Loved this story about how David Bergman set about making a 1,474 megapixel photograph of Barack Obama’s inauguration and address:
It’s an amazing photograph. The things you can do with it, how you wander round, the power of the zoom, the quality of the photograph, the sheer usability of the tools. [My retarded hippie roots showed up very soon. The first thought that came into my mind was “I wish I could have delved into the Sgt Pepper cover this way”, soon followed by thoughts about Woodstock.]
I found out about it here, because I was following Zee here.
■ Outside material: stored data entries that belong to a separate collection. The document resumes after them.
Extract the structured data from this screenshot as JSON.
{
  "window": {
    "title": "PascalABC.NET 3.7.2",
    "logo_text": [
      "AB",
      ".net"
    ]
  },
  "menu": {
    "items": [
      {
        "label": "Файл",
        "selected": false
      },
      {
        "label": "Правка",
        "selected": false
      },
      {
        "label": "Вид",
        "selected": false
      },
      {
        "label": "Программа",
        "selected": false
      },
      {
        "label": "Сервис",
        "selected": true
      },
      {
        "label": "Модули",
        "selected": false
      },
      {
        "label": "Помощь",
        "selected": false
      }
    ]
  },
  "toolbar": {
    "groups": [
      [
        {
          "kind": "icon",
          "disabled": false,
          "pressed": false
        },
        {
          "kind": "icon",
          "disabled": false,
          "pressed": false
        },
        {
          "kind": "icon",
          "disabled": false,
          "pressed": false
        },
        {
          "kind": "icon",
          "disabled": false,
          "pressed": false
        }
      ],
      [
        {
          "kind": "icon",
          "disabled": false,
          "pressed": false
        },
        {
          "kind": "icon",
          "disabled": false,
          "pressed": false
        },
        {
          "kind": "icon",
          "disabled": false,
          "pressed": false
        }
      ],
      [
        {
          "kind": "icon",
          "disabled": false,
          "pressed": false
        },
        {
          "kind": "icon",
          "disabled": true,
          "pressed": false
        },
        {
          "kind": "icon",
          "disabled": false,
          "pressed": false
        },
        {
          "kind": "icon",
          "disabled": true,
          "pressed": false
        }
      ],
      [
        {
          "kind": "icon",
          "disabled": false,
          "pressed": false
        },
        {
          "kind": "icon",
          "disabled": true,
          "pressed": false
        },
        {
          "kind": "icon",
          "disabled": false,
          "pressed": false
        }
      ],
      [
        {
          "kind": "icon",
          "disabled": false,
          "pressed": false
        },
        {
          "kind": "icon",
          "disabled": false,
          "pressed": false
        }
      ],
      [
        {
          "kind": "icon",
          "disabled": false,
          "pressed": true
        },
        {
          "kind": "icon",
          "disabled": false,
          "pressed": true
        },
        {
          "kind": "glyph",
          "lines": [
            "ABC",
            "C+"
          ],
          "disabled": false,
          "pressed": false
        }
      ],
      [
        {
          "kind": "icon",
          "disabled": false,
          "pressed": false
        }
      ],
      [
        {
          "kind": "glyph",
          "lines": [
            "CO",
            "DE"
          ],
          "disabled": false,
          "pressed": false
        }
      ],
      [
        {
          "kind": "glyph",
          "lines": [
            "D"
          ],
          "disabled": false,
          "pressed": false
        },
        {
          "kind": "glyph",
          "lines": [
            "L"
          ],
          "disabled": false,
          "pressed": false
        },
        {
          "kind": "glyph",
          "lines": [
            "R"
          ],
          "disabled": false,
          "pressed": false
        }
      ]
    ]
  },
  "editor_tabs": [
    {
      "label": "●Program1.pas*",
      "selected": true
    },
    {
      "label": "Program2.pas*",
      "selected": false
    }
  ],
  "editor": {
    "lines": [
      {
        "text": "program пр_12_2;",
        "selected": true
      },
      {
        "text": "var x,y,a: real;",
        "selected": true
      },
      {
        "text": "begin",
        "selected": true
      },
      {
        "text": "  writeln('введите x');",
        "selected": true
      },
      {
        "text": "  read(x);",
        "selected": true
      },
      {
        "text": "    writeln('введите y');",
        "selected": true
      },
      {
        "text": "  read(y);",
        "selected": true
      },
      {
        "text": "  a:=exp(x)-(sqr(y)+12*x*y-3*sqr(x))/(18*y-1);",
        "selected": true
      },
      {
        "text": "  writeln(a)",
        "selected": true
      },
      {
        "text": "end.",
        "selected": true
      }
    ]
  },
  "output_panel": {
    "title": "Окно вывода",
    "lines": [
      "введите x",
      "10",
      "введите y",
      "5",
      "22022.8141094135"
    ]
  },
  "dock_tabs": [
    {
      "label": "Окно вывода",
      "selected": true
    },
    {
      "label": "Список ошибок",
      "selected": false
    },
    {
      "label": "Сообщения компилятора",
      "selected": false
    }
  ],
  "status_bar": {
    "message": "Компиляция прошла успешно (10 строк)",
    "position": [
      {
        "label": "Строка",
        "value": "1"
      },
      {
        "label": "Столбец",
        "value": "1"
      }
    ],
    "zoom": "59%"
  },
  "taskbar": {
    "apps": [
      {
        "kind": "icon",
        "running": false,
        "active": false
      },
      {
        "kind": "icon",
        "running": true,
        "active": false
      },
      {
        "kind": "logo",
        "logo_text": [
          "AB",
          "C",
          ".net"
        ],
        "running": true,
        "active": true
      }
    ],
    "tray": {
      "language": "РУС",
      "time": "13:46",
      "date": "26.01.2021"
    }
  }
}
It’s all changing. Digital objects and how they become social, as Hugh Macleod kept teaching us. How the social object, having entered conversation, creates markets, as the Cluetrain guys kept reminding us. How those markets work and expand using social software, as tools like Twitter show us. How more and more tools are becoming available to do all this.
And how the Web is at the heart of all this change.
Web changes everything.
Incidentally, talking about non-web: Can you imagine the chaos if people attached this photo to their email and sent it around that way?
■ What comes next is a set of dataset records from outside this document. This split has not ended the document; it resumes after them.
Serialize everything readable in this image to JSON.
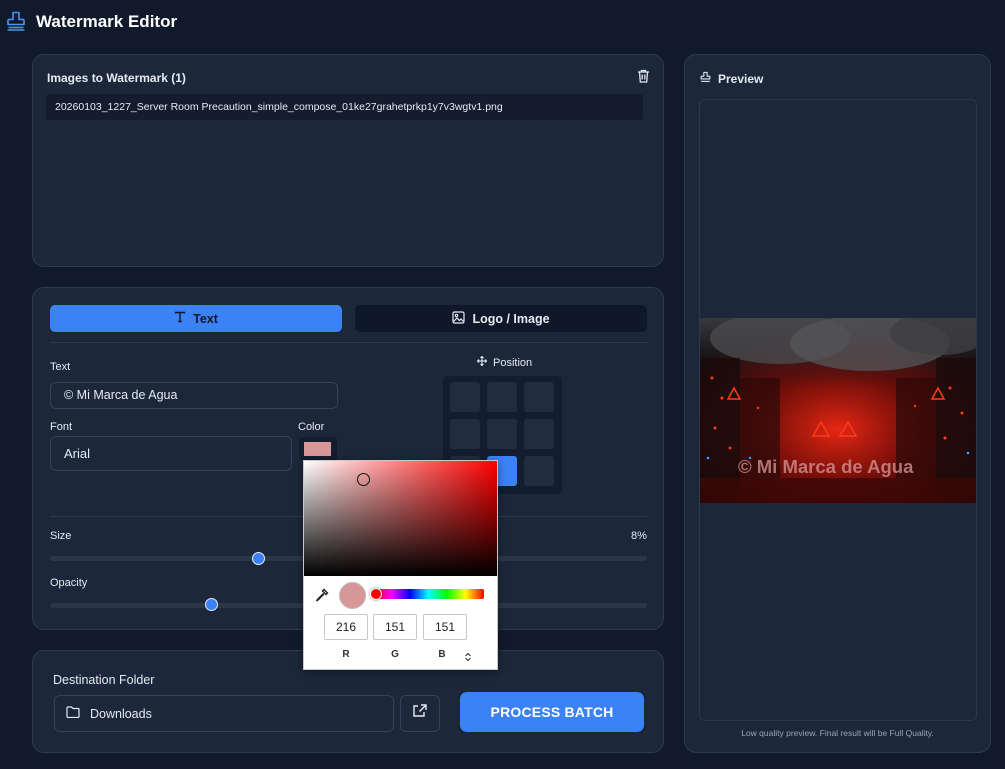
{
  "app": {
    "title": "Watermark Editor"
  },
  "images_panel": {
    "title": "Images to Watermark (1)",
    "files": [
      "20260103_1227_Server Room Precaution_simple_compose_01ke27grahetprkp1y7v3wgtv1.png"
    ]
  },
  "tabs": [
    {
      "label": "Text",
      "icon": "text-icon",
      "active": true
    },
    {
      "label": "Logo / Image",
      "icon": "image-icon",
      "active": false
    }
  ],
  "text_settings": {
    "text_label": "Text",
    "text_value": "© Mi Marca de Agua",
    "font_label": "Font",
    "font_value": "Arial",
    "color_label": "Color",
    "color_value": "#d89797",
    "position_label": "Position",
    "size_label": "Size",
    "size_value": "8%",
    "size_fraction": 0.35,
    "opacity_label": "Opacity",
    "opacity_fraction": 0.27
  },
  "color_picker": {
    "r": "216",
    "g": "151",
    "b": "151",
    "r_label": "R",
    "g_label": "G",
    "b_label": "B"
  },
  "destination": {
    "label": "Destination Folder",
    "folder": "Downloads",
    "process_label": "PROCESS BATCH"
  },
  "preview": {
    "title": "Preview",
    "watermark_text": "© Mi Marca de Agua",
    "footnote": "Low quality preview. Final result will be Full Quality."
  },
  "colors": {
    "accent": "#3b82f6",
    "background": "#111a2b",
    "panel": "#1c273a"
  }
}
5 thoughts on “The art of the possible in a digital world”
did you see what CNN did using photosyth?
Its certainly the biggest “Wheres Waldo?” I’ve seen. Still looking..
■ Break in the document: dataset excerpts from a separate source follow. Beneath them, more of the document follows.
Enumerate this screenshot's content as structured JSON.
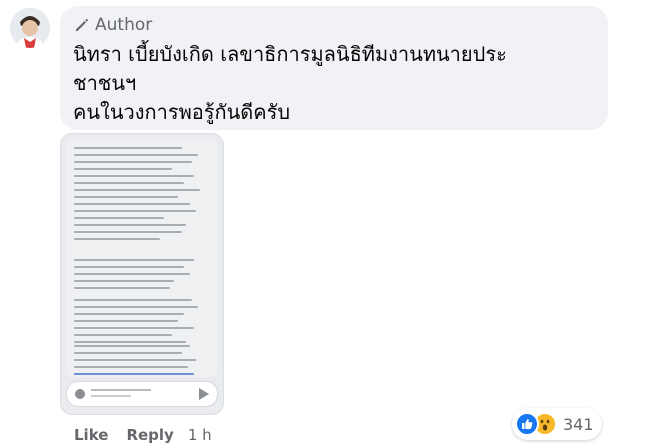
{
  "comment": {
    "badge_label": "Author",
    "text_lines": [
      "นิทรา เบี้ยบังเกิด เลขาธิการมูลนิธิทีมงานทนายประ",
      "ชาชนฯ",
      "คนในวงการพอรู้กันดีครับ"
    ]
  },
  "attachment": {
    "kind": "screenshot",
    "icons": [
      "camera-icon",
      "send-icon"
    ]
  },
  "actions": {
    "like_label": "Like",
    "reply_label": "Reply",
    "time_label": "1 h"
  },
  "reactions": {
    "icons": [
      "like-reaction-icon",
      "wow-reaction-icon"
    ],
    "count": "341"
  },
  "colors": {
    "bubble": "#f0f2f5",
    "link_blue": "#1877f2",
    "muted": "#65676b"
  }
}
Waldo is in row 1763 seat 14
You mention what chaos it would be to email pictures and I certainly agree… but why are global corporations running business by emailing excel spreadsheets? – it is creating unequivocal chaos for those of us managing them and reporting. I sent you an email in later part of December to your BT address about a small, change-the-world company in Southern California (the founder plans to fund a school as well and his operations manager loves hot sauce, just a couple of things in common) who participated on a BT Challenge Cup Team. If you would like to learn more, I would like to share his ideas…
Sandy, please tell me more. For this sort of info the best way to get my attention is [email protected]
My apologies, the mail must have gone the way of all flesh and mail.